Almond-sized device to ease chronic back pain
AN IMPLANT the size of an almond is being used to treat chronic lower back pain. The device, which takes just 20 minutes to insert near the bottom of the spine, is packed with donated bone cells.
These seep out over weeks and months to form healthy, strong bone that stabilises the sacroiliac joints — among the largest in the body, linking the pelvis to the spine. Their job is to provide stability and act as a shock absorber for the back and pelvis.
But almost one in three cases of chronic lower back pain in the UK is due to excess movement — or destabilisation — in these joints.
This is usually the result of inflammation arising from injury, or wear and tear from the joint disease osteoarthritis.

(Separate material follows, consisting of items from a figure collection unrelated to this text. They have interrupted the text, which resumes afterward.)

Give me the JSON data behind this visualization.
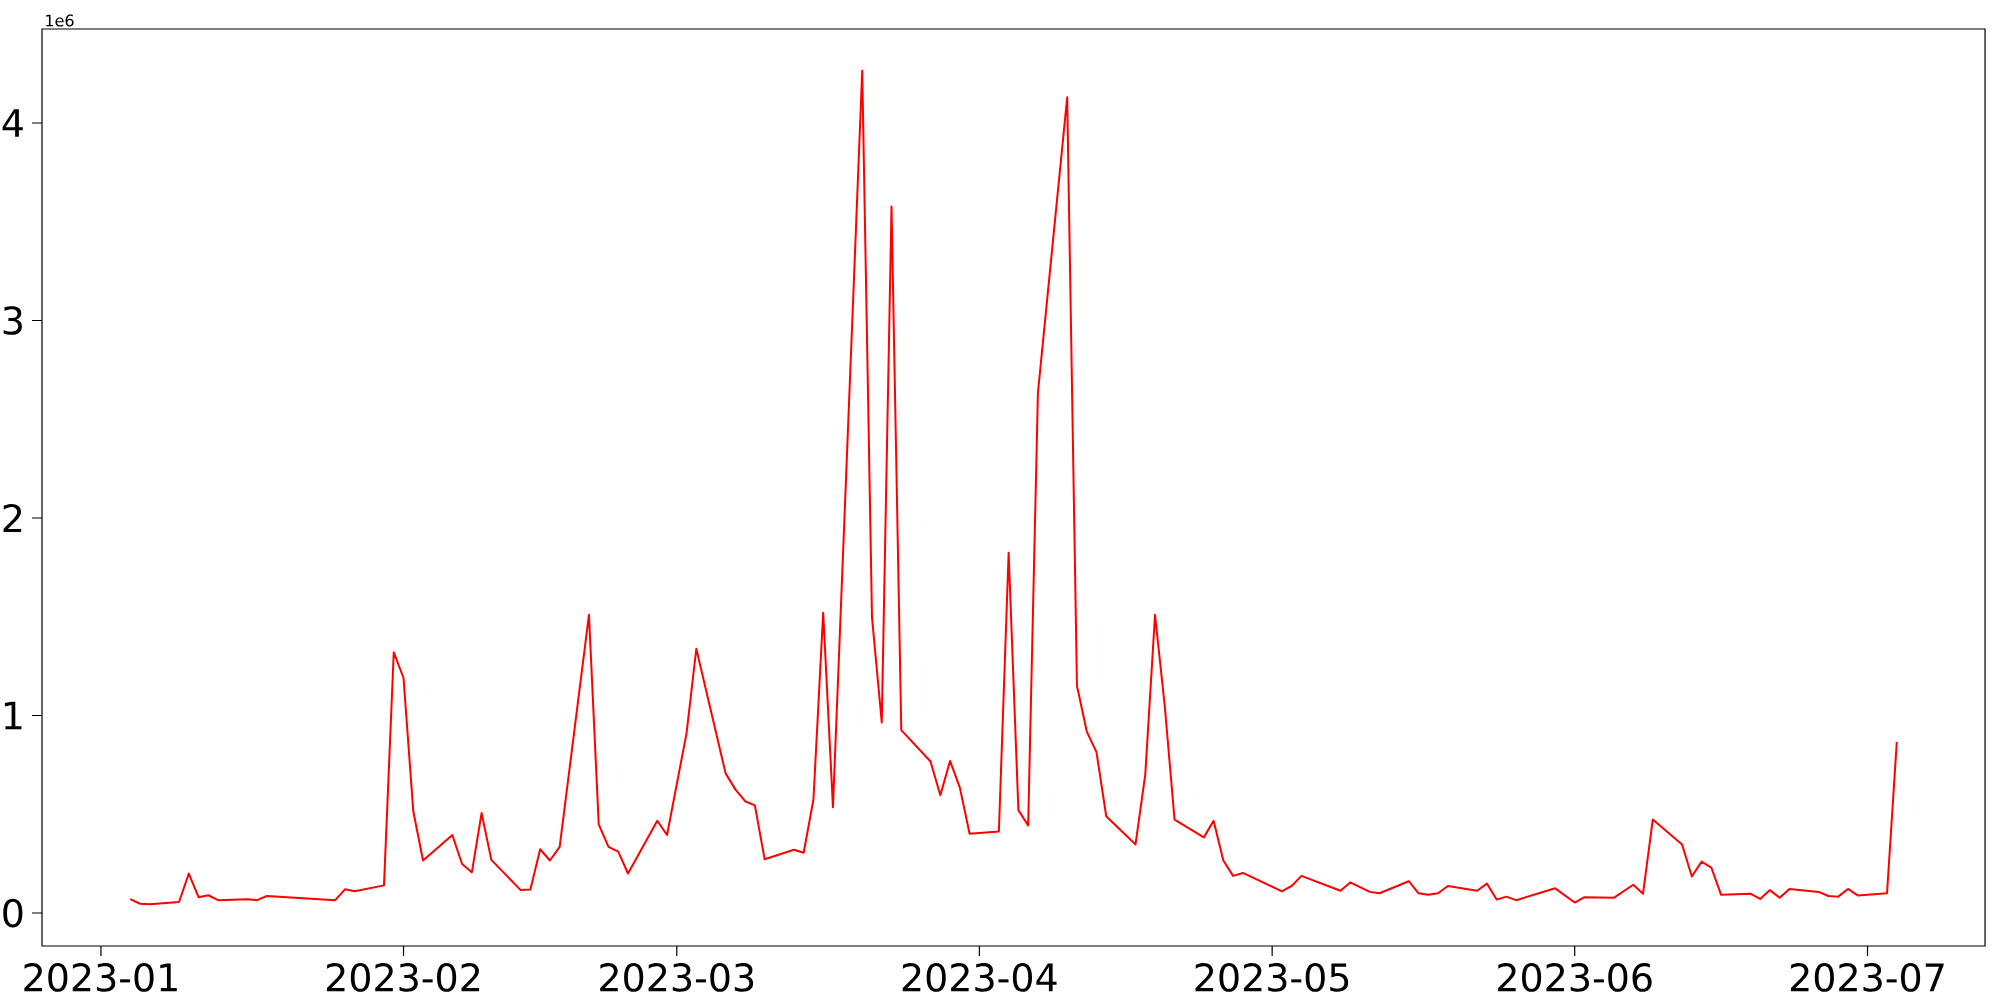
{
  "chart_data": {
    "type": "line",
    "color": "#ff0000",
    "annotations": [
      "1e6"
    ],
    "x": [
      "2023-01-04",
      "2023-01-05",
      "2023-01-06",
      "2023-01-09",
      "2023-01-10",
      "2023-01-11",
      "2023-01-12",
      "2023-01-13",
      "2023-01-16",
      "2023-01-17",
      "2023-01-18",
      "2023-01-25",
      "2023-01-26",
      "2023-01-27",
      "2023-01-30",
      "2023-01-31",
      "2023-02-01",
      "2023-02-02",
      "2023-02-03",
      "2023-02-06",
      "2023-02-07",
      "2023-02-08",
      "2023-02-09",
      "2023-02-10",
      "2023-02-13",
      "2023-02-14",
      "2023-02-15",
      "2023-02-16",
      "2023-02-17",
      "2023-02-20",
      "2023-02-21",
      "2023-02-22",
      "2023-02-23",
      "2023-02-24",
      "2023-02-27",
      "2023-02-28",
      "2023-03-02",
      "2023-03-03",
      "2023-03-06",
      "2023-03-07",
      "2023-03-08",
      "2023-03-09",
      "2023-03-10",
      "2023-03-13",
      "2023-03-14",
      "2023-03-15",
      "2023-03-16",
      "2023-03-17",
      "2023-03-20",
      "2023-03-21",
      "2023-03-22",
      "2023-03-23",
      "2023-03-24",
      "2023-03-27",
      "2023-03-28",
      "2023-03-29",
      "2023-03-30",
      "2023-03-31",
      "2023-04-03",
      "2023-04-04",
      "2023-04-05",
      "2023-04-06",
      "2023-04-07",
      "2023-04-10",
      "2023-04-11",
      "2023-04-12",
      "2023-04-13",
      "2023-04-14",
      "2023-04-17",
      "2023-04-18",
      "2023-04-19",
      "2023-04-20",
      "2023-04-21",
      "2023-04-24",
      "2023-04-25",
      "2023-04-26",
      "2023-04-27",
      "2023-04-28",
      "2023-05-02",
      "2023-05-03",
      "2023-05-04",
      "2023-05-08",
      "2023-05-09",
      "2023-05-10",
      "2023-05-11",
      "2023-05-12",
      "2023-05-15",
      "2023-05-16",
      "2023-05-17",
      "2023-05-18",
      "2023-05-19",
      "2023-05-22",
      "2023-05-23",
      "2023-05-24",
      "2023-05-25",
      "2023-05-26",
      "2023-05-30",
      "2023-06-01",
      "2023-06-02",
      "2023-06-05",
      "2023-06-07",
      "2023-06-08",
      "2023-06-09",
      "2023-06-12",
      "2023-06-13",
      "2023-06-14",
      "2023-06-15",
      "2023-06-16",
      "2023-06-19",
      "2023-06-20",
      "2023-06-21",
      "2023-06-22",
      "2023-06-23",
      "2023-06-26",
      "2023-06-27",
      "2023-06-28",
      "2023-06-29",
      "2023-06-30",
      "2023-07-03",
      "2023-07-04"
    ],
    "values": [
      0.07,
      0.047,
      0.044,
      0.056,
      0.2,
      0.08,
      0.09,
      0.065,
      0.07,
      0.065,
      0.086,
      0.065,
      0.12,
      0.11,
      0.14,
      1.32,
      1.19,
      0.515,
      0.266,
      0.395,
      0.248,
      0.206,
      0.506,
      0.269,
      0.116,
      0.119,
      0.323,
      0.266,
      0.335,
      1.51,
      0.449,
      0.335,
      0.311,
      0.2,
      0.467,
      0.395,
      0.911,
      1.338,
      0.707,
      0.626,
      0.566,
      0.545,
      0.272,
      0.32,
      0.305,
      0.575,
      1.52,
      0.536,
      4.265,
      1.497,
      0.965,
      3.577,
      0.926,
      0.767,
      0.596,
      0.77,
      0.635,
      0.401,
      0.413,
      1.824,
      0.521,
      0.443,
      2.634,
      4.13,
      1.151,
      0.92,
      0.815,
      0.49,
      0.347,
      0.701,
      1.51,
      1.046,
      0.473,
      0.383,
      0.467,
      0.266,
      0.188,
      0.203,
      0.11,
      0.137,
      0.188,
      0.113,
      0.155,
      0.131,
      0.107,
      0.1,
      0.161,
      0.1,
      0.092,
      0.1,
      0.137,
      0.113,
      0.149,
      0.068,
      0.083,
      0.065,
      0.125,
      0.053,
      0.08,
      0.077,
      0.143,
      0.098,
      0.473,
      0.347,
      0.185,
      0.26,
      0.23,
      0.092,
      0.098,
      0.071,
      0.116,
      0.077,
      0.122,
      0.107,
      0.086,
      0.083,
      0.122,
      0.089,
      0.1,
      0.866
    ],
    "xlim": [
      "2022-12-25T23:00",
      "2023-07-13T01:00"
    ],
    "xticks": [
      {
        "value": "2023-01-01",
        "label": "2023-01"
      },
      {
        "value": "2023-02-01",
        "label": "2023-02"
      },
      {
        "value": "2023-03-01",
        "label": "2023-03"
      },
      {
        "value": "2023-04-01",
        "label": "2023-04"
      },
      {
        "value": "2023-05-01",
        "label": "2023-05"
      },
      {
        "value": "2023-06-01",
        "label": "2023-06"
      },
      {
        "value": "2023-07-01",
        "label": "2023-07"
      }
    ],
    "ylim": [
      -0.167,
      4.476
    ],
    "yticks": [
      0,
      1,
      2,
      3,
      4
    ]
  }
}
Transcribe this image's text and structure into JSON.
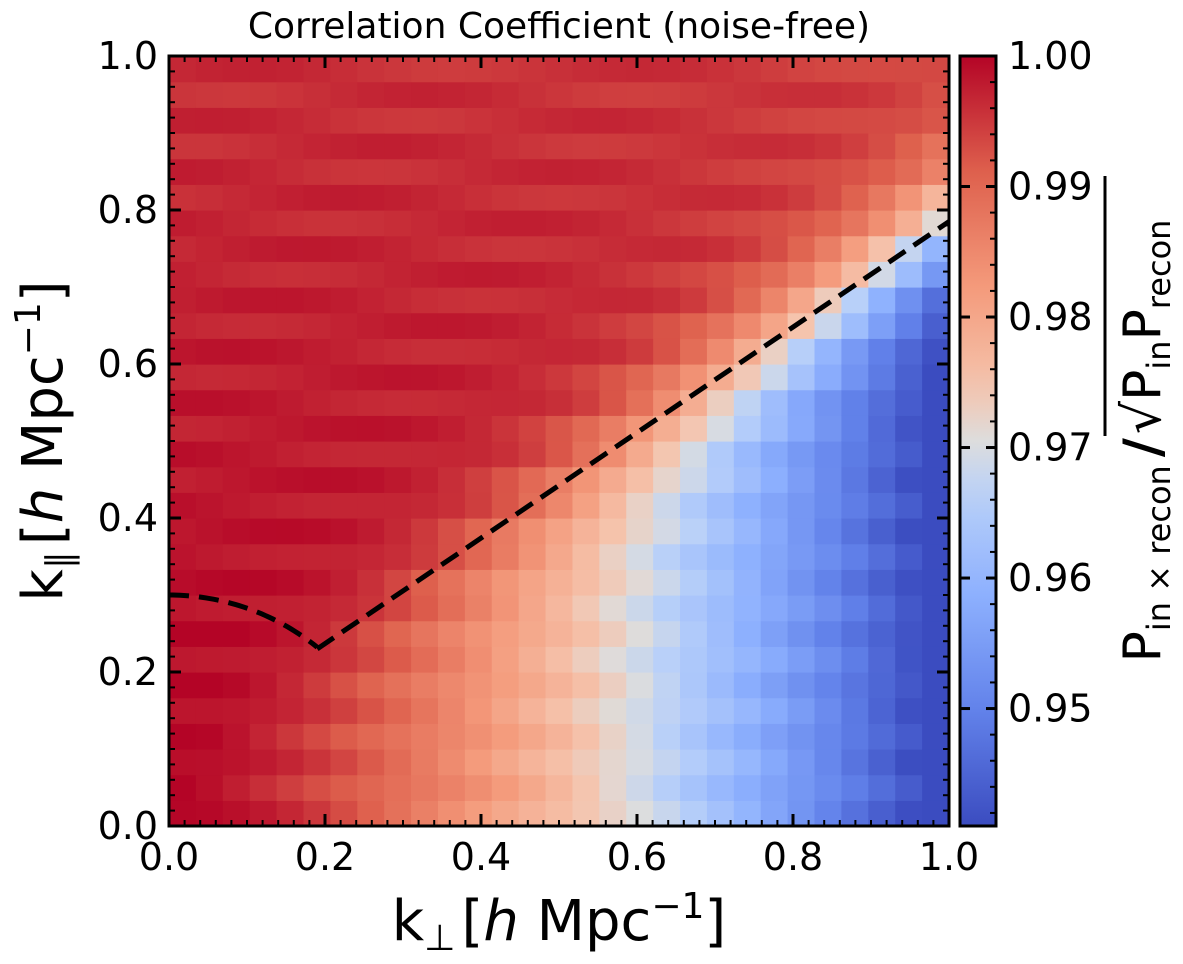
{
  "chart_data": {
    "type": "heatmap",
    "title": "Correlation Coefficient (noise-free)",
    "xlabel": {
      "main": "k",
      "sub": "⊥",
      "rest": "[",
      "h": "h",
      "unit": " Mpc",
      "sup": "−1",
      "close": "]"
    },
    "ylabel": {
      "main": "k",
      "sub": "∥",
      "rest": "[",
      "h": "h",
      "unit": " Mpc",
      "sup": "−1",
      "close": "]"
    },
    "xlim": [
      0.0,
      1.0
    ],
    "ylim": [
      0.0,
      1.0
    ],
    "xticks": [
      "0.0",
      "0.2",
      "0.4",
      "0.6",
      "0.8",
      "1.0"
    ],
    "yticks": [
      "0.0",
      "0.2",
      "0.4",
      "0.6",
      "0.8",
      "1.0"
    ],
    "grid": {
      "nx": 29,
      "ny": 30
    },
    "colormap": "coolwarm",
    "colorbar": {
      "vmin": 0.941,
      "vmax": 1.0,
      "ticks": [
        "1.00",
        "0.99",
        "0.98",
        "0.97",
        "0.96",
        "0.95"
      ],
      "tick_values": [
        1.0,
        0.99,
        0.98,
        0.97,
        0.96,
        0.95
      ],
      "label": {
        "p1": "P",
        "s1": "in × recon",
        "slash": "/",
        "sqrt": "√",
        "p2": "P",
        "s2": "in",
        "p3": "P",
        "s3": "recon"
      }
    },
    "model_description": "Correlation ≈ 1 above the dashed wedge line and decreasing toward ~0.941 at high k⊥ / low k∥",
    "overlay": {
      "style": "dashed",
      "color": "#000000",
      "arc": {
        "center": [
          0.0,
          0.0
        ],
        "radius": 0.3,
        "k_perp_end": 0.19
      },
      "wedge_line": {
        "from": [
          0.19,
          0.23
        ],
        "to": [
          1.0,
          0.785
        ]
      }
    }
  }
}
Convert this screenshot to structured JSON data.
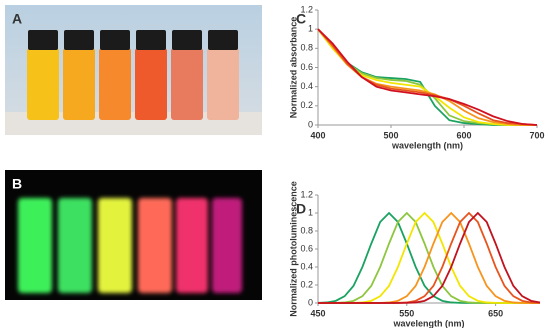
{
  "panel_labels": [
    "A",
    "B",
    "C",
    "D"
  ],
  "chart_data": [
    {
      "type": "line",
      "xlabel": "wavelength (nm)",
      "ylabel": "Normalized absorbance",
      "x": [
        400,
        420,
        440,
        460,
        480,
        500,
        520,
        540,
        560,
        580,
        600,
        620,
        640,
        660,
        680,
        700
      ],
      "xlim": [
        400,
        700
      ],
      "xticks": [
        400,
        500,
        600,
        700
      ],
      "ylim": [
        0,
        1.2
      ],
      "yticks": [
        0,
        0.2,
        0.4,
        0.6,
        0.8,
        1,
        1.2
      ],
      "series": [
        {
          "color": "#1aa260",
          "values": [
            1,
            0.82,
            0.65,
            0.55,
            0.5,
            0.49,
            0.48,
            0.45,
            0.2,
            0.05,
            0.02,
            0.01,
            0,
            0,
            0,
            0
          ]
        },
        {
          "color": "#8dc63f",
          "values": [
            1,
            0.8,
            0.64,
            0.54,
            0.49,
            0.47,
            0.46,
            0.42,
            0.28,
            0.1,
            0.04,
            0.02,
            0.01,
            0,
            0,
            0
          ]
        },
        {
          "color": "#f2e600",
          "values": [
            1,
            0.8,
            0.63,
            0.52,
            0.47,
            0.44,
            0.42,
            0.4,
            0.3,
            0.18,
            0.08,
            0.03,
            0.01,
            0,
            0,
            0
          ]
        },
        {
          "color": "#f7941d",
          "values": [
            1,
            0.82,
            0.63,
            0.5,
            0.43,
            0.4,
            0.38,
            0.36,
            0.32,
            0.25,
            0.15,
            0.07,
            0.03,
            0.01,
            0,
            0
          ]
        },
        {
          "color": "#e8541e",
          "values": [
            1,
            0.83,
            0.64,
            0.5,
            0.42,
            0.38,
            0.36,
            0.34,
            0.31,
            0.27,
            0.2,
            0.12,
            0.05,
            0.02,
            0.01,
            0
          ]
        },
        {
          "color": "#d01020",
          "values": [
            1,
            0.85,
            0.66,
            0.5,
            0.4,
            0.36,
            0.34,
            0.32,
            0.3,
            0.27,
            0.22,
            0.16,
            0.09,
            0.04,
            0.01,
            0
          ]
        }
      ]
    },
    {
      "type": "line",
      "xlabel": "wavelength (nm)",
      "ylabel": "Normalized photoluminescence",
      "x": [
        450,
        460,
        470,
        480,
        490,
        500,
        510,
        520,
        530,
        540,
        550,
        560,
        570,
        580,
        590,
        600,
        610,
        620,
        630,
        640,
        650,
        660,
        670,
        680,
        690,
        700
      ],
      "xlim": [
        450,
        700
      ],
      "xticks": [
        450,
        550,
        650
      ],
      "ylim": [
        0,
        1.2
      ],
      "yticks": [
        0,
        0.2,
        0.4,
        0.6,
        0.8,
        1,
        1.2
      ],
      "series": [
        {
          "color": "#1aa260",
          "values": [
            0.001,
            0.006,
            0.024,
            0.076,
            0.19,
            0.4,
            0.66,
            0.9,
            1,
            0.9,
            0.66,
            0.4,
            0.19,
            0.076,
            0.024,
            0.006,
            0.001,
            0,
            0,
            0,
            0,
            0,
            0,
            0,
            0,
            0
          ]
        },
        {
          "color": "#8dc63f",
          "values": [
            0,
            0,
            0.001,
            0.006,
            0.024,
            0.076,
            0.19,
            0.4,
            0.66,
            0.9,
            1,
            0.9,
            0.66,
            0.4,
            0.19,
            0.076,
            0.024,
            0.006,
            0.001,
            0,
            0,
            0,
            0,
            0,
            0,
            0
          ]
        },
        {
          "color": "#f2e600",
          "values": [
            0,
            0,
            0,
            0,
            0.001,
            0.006,
            0.024,
            0.076,
            0.19,
            0.4,
            0.66,
            0.9,
            1,
            0.9,
            0.66,
            0.4,
            0.19,
            0.076,
            0.024,
            0.006,
            0.001,
            0,
            0,
            0,
            0,
            0
          ]
        },
        {
          "color": "#f7941d",
          "values": [
            0,
            0,
            0,
            0,
            0,
            0,
            0,
            0.001,
            0.006,
            0.024,
            0.076,
            0.19,
            0.4,
            0.66,
            0.9,
            1,
            0.9,
            0.66,
            0.4,
            0.19,
            0.076,
            0.024,
            0.006,
            0.001,
            0,
            0
          ]
        },
        {
          "color": "#e8541e",
          "values": [
            0,
            0,
            0,
            0,
            0,
            0,
            0,
            0,
            0,
            0.001,
            0.006,
            0.024,
            0.076,
            0.19,
            0.4,
            0.66,
            0.9,
            1,
            0.9,
            0.66,
            0.4,
            0.19,
            0.076,
            0.024,
            0.006,
            0.001
          ]
        },
        {
          "color": "#c1121f",
          "values": [
            0,
            0,
            0,
            0,
            0,
            0,
            0,
            0,
            0,
            0,
            0.001,
            0.006,
            0.024,
            0.076,
            0.19,
            0.4,
            0.66,
            0.9,
            1,
            0.9,
            0.66,
            0.4,
            0.19,
            0.076,
            0.024,
            0.006
          ]
        }
      ]
    }
  ]
}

With the new implant, healthy bone cells fuse with the damaged joint, creating strong new bone that restores stability and soothes pain.
The sacroiliac joints connect the hip bones to the sacrum at the bottom of the spine. Reinforced with strong ligaments, they bear the load of the upper body when you stand, sit, walk or jump and also help with forward and backward bending.
If one or both of the joints become hypermobile (where the degree of movement is greater than it should be) or hypomobile (when there is too little movement), this can lead to chronic pain.
Hypermobility causes inflammation that affects the joint and surrounding nerves, while in hypomobility — often caused by osteoarthritis — the bones in the hip and sacrum rub against one another, triggering pain.
Current treatments include steroid injections ( to dampen inflammation), physiotherapy and painkillers. In severe cases, surgeons fuse the sacrum and the hip together with metal implants to restrict excess movement.
However, it can be several weeks before patients can even stand up properly after the operation.
The tiny LINQ Fusion System device, tested at Rush University in Chicago, U.S., could be a simpler and more effective alternative.
Doctors apply a local anaesthetic to the lower back and make a halfinch incision to insert a thin ‘loading tube’ into the sacroiliac joint. The device is then fixed in place before the tube is withdrawn.
The results of a recent study published in the Journal of pain Research, involving 159 patients aged 21 to 70 with chronic lower back pain, showed that one year after implantation, pain levels had dropped by more than 80 per cent in roughly a third of patients. many others experienced a 50 per cent reduction in pain.
And their mobility also improved. at the start of the study, 82 per cent were severely disabled or bedbound. after the trial, none was bedbound and there was a three-fold drop in the number suffering from severe disability.
Commenting on the research, mike McNicholas, a consultant orthopaedic surgeon at liverpool University Hospitals, said: ‘lower back pain due to sacroiliac joint pathology is a massive burden on society.
‘ This promising, minimally invasive approach offers great hope to those suffering the problem and their carers and family who are also severely affected.’